Selon le Baromètre des Transports de fret et de la Logistique publié par l’Union TLF, le transport routier de marchandises est particulièrement touché par la dégradation du climat des affaires, dans un contexte de hausse des prix des produits pétroliers. Les professionnels décrivent une activité affaiblie, sans pour autant constater d’effondrement. Toutefois, les perspectives se dégradent fortement, traduisant une inquiétude croissante liée à une demande jugée insuffisante.
Une situation financière alarmante
La trésorerie des transporteurs routiers atteint un niveau historiquement bas, inférieur à ceux observés lors de la crise financière de 2009 et du premier confinement de 2020. Cette situation traduit une incertitude très élevée parmi les dirigeants et entraîne un recul marqué des intentions d’investissement.
L’aide exceptionnelle mise en place par le Gouvernement pour les transporteurs routiers apparaît limitée au regard de la hausse des coûts, notamment du carburant. Les acteurs du secteur estiment qu’elle ne constitue qu’un soutien ponctuel et insistent sur la nécessité de réformes structurelles, notamment en matière de fiscalité, de compétitivité et de transition énergétique.
Un transport intermodal encore fragile
La reprise du transport intermodal reste incertaine. Le fret ferroviaire progresse en 2025 mais n’a pas retrouvé ses niveaux antérieurs, tandis que le fret fluvial demeure globalement faible malgré une amélioration en fin d’année. Ces évolutions reflètent une dynamique encore fragile.

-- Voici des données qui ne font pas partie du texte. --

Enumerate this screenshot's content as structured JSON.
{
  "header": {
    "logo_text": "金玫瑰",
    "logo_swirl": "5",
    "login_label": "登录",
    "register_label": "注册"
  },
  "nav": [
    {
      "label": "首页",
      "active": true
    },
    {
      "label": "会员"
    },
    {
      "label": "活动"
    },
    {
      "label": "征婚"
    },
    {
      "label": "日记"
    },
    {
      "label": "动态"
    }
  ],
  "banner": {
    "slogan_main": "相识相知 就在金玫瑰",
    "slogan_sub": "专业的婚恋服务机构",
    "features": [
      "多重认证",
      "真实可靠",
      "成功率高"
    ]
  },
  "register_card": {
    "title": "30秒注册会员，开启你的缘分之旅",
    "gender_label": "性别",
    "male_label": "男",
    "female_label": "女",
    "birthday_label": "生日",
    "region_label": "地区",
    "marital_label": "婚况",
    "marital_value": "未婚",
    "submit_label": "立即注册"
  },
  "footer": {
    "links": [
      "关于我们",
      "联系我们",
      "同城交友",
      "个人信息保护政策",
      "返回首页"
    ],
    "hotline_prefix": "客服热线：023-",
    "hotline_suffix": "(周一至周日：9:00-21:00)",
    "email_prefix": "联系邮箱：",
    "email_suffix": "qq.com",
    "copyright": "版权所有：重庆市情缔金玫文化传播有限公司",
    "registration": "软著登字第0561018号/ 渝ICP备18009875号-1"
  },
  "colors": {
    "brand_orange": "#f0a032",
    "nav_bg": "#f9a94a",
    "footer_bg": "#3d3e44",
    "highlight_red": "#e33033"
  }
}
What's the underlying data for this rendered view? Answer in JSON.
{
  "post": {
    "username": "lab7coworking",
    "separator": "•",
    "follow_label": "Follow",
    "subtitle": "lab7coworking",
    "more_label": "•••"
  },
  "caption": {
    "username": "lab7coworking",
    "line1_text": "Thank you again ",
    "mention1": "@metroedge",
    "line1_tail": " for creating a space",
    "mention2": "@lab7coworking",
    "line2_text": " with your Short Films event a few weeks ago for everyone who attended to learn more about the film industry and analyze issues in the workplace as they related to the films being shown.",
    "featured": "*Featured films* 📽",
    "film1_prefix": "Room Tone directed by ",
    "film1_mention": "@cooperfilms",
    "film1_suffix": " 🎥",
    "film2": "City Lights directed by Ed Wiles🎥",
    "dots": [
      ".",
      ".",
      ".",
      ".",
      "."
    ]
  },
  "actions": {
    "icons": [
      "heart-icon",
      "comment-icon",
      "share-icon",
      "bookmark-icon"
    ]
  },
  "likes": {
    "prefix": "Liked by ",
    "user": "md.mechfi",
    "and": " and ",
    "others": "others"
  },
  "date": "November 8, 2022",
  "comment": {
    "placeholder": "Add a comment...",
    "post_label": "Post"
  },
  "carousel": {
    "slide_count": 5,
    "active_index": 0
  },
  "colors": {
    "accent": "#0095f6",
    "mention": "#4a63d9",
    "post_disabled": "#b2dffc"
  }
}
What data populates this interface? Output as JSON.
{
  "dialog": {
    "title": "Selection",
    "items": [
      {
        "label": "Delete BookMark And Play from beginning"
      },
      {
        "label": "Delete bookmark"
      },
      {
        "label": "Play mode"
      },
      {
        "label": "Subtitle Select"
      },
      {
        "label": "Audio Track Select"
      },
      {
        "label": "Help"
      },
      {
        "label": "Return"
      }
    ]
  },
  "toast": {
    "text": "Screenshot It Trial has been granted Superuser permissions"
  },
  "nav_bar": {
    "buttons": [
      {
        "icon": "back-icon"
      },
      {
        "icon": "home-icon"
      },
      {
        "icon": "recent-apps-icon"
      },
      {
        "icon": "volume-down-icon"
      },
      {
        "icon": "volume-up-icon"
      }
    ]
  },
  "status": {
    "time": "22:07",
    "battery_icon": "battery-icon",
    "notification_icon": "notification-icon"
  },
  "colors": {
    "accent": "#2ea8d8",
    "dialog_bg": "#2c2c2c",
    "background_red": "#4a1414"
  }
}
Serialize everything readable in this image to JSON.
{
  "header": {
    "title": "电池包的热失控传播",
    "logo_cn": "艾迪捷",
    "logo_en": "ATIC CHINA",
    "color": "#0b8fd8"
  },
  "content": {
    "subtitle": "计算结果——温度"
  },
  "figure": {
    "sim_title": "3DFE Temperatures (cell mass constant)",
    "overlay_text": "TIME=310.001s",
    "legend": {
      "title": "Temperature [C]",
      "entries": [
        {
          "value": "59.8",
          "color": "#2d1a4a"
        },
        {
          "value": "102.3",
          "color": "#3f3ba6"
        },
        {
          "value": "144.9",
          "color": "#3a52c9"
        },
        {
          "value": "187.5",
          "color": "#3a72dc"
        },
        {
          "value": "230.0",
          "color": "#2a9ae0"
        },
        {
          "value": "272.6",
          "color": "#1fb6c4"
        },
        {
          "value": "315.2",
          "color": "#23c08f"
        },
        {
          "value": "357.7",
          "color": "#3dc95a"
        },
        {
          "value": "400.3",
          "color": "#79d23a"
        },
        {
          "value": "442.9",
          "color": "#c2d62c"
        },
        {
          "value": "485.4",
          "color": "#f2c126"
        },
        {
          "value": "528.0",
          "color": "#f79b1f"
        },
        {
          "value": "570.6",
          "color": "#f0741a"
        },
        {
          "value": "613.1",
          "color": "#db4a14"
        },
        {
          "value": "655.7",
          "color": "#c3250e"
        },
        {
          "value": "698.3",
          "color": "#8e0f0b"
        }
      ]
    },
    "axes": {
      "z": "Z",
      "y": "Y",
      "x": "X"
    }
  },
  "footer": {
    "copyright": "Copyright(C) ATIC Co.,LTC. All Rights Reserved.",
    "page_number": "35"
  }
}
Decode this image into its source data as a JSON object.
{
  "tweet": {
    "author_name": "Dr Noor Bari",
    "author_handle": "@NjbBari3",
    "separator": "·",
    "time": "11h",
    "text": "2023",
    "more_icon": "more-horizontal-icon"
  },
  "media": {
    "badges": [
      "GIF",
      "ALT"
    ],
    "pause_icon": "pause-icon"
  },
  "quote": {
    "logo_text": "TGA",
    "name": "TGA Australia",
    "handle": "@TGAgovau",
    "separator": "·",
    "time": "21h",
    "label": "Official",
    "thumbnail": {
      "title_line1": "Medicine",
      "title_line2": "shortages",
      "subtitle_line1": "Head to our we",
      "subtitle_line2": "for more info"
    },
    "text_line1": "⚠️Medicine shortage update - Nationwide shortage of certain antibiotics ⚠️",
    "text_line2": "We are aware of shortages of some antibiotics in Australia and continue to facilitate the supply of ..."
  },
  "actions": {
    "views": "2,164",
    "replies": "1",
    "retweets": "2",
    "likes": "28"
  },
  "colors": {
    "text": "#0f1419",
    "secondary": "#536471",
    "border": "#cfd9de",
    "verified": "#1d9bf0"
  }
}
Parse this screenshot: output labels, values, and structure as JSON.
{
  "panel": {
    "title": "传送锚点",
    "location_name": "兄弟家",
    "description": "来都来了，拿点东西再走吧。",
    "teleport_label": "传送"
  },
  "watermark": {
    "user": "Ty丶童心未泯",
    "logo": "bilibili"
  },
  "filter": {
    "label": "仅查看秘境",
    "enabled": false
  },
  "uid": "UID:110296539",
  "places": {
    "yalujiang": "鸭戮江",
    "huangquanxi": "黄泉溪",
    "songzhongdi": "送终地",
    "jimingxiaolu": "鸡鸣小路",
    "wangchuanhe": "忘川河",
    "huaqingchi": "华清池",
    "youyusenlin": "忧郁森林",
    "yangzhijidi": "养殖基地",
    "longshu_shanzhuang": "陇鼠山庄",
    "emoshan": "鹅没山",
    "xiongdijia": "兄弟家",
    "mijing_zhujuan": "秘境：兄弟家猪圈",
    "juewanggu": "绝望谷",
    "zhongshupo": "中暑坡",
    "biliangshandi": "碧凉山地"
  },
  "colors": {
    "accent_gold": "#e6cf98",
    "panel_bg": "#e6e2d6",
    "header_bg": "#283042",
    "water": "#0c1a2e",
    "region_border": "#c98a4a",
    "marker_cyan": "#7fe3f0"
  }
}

Les prix du fret aérien connaissent une forte augmentation à l’échelle mondiale, sous l’effet des tensions géopolitiques dans le Golfe persique. Si aucune pénurie immédiate de kérosène n’est redoutée en Europe, un risque pourrait apparaître à moyen terme si la situation perdure.
Un secteur sous pression
Dans l’ensemble, cette édition met en évidence un secteur confronté à de fortes tensions, entre difficultés conjoncturelles et défis structurels, dans un environnement économique incertain.